Thank You, Sputnik!
Thirty years earlier, when the Soviet Union launched Sputnik in 1957, the United States responded by creating DARPA, the Defense Advanced Research Projects Agency.
What a good deal we got!
DARPA is turning 50 this year, and it's been a productive half-century, as Stephen Barr at WaPo points out today.
If we went no farther than the Internet, DARPA would have been successful enough. Lawrence G. Roberts led a small DARPA team that in 1967 designed the network that evolved into the Internet. He describes it as:
"Putting A and B together and getting Z. Taking obscure things and seeing there is an intersection there."That doesn't seem like the normal way government agencies do things, but DARPA isn't like other government agencies, which is why it has given us much more -- the fundamental technology behind the computer mouse, the Saturn booster rocket, stealth technology and pilotless drones. On the drawing boards: two-way speech translation systems, artificial limbs controlled by the brain with dexterity and sensation feedback, and who knows what else.
All of which begs the question: How can this government agency be so darned effective when most wallow in bureaucracy, lack of inspiration and waste. There is a reason: DARPA isn't like other government bureaucracies:
Unlike most federal agencies, DARPA operates with little red tape. It has only two management layers, encouraging the rapid flow of ideas and decisions.
About 240 people work at DARPA, and 120 of them are program managers and office directors on appointments of four to six years.
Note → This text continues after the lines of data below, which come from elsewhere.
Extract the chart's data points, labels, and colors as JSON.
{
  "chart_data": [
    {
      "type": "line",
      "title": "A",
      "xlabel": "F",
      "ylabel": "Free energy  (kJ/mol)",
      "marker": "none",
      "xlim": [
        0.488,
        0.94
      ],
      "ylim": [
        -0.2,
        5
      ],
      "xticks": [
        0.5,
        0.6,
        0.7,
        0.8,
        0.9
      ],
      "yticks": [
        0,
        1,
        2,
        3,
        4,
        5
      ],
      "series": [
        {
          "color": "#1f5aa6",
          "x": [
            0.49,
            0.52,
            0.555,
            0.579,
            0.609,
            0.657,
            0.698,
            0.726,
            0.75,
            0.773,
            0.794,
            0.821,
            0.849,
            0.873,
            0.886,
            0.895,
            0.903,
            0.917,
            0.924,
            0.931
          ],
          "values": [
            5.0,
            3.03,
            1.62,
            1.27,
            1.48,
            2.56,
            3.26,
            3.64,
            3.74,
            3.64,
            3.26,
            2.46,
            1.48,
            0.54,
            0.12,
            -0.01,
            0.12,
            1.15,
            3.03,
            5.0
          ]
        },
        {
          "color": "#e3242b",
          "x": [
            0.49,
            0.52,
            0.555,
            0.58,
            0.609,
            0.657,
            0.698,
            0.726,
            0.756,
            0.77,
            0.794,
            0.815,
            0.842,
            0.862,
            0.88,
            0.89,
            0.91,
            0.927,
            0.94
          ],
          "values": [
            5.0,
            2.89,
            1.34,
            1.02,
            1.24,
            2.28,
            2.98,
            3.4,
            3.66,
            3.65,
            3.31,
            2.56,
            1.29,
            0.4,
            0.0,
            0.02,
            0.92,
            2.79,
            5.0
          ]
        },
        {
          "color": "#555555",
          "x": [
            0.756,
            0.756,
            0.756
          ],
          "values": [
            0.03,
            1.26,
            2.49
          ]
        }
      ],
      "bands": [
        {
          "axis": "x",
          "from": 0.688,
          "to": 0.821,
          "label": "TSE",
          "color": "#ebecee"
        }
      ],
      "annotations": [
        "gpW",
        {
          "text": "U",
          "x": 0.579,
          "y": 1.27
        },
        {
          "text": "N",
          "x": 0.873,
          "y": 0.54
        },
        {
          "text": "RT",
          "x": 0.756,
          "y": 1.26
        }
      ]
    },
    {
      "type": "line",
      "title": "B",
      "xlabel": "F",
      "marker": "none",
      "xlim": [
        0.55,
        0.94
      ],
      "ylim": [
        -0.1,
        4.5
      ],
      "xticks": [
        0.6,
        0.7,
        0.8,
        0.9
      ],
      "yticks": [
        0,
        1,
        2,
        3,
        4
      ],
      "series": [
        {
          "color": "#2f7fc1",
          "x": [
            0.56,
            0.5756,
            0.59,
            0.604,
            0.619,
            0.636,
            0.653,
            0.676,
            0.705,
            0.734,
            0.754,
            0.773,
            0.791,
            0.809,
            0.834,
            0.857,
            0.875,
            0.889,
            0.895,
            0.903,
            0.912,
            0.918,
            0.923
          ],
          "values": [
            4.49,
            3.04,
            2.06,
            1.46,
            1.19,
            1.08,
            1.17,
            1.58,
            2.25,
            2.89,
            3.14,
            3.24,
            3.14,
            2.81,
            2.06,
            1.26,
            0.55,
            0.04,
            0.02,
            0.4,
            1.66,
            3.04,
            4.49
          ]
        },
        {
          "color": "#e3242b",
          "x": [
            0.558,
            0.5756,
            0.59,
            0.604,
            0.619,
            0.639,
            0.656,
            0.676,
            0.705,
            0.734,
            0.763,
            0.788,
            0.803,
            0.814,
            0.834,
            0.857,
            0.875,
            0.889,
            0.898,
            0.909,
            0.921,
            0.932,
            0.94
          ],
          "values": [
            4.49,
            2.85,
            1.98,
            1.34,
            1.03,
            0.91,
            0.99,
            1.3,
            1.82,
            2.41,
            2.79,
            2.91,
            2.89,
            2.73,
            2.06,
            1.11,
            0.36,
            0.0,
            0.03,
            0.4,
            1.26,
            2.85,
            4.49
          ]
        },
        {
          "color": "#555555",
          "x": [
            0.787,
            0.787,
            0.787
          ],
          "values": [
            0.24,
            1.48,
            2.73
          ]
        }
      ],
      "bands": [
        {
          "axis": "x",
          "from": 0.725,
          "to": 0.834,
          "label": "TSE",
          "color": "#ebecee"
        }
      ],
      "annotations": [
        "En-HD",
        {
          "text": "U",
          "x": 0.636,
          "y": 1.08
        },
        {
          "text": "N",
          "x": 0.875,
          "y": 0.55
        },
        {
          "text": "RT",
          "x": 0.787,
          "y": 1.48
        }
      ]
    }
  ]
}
The agency does not own or operate labs, but sponsors research carried out by industry and universities.
By rotating technical professionals every few years, DARPA has "a constant freshness of people and energy," [agency director Anthony J.] Tether said. "Everything else we do stems from that."
Small, compact, outsourced, fresh. Imagine what could happen if we DARPAtized all levels of government!
Perhaps they could do so research in that area ... and given the nature of government, by the time DARPA's centennial comes around, nothing will have gotten better.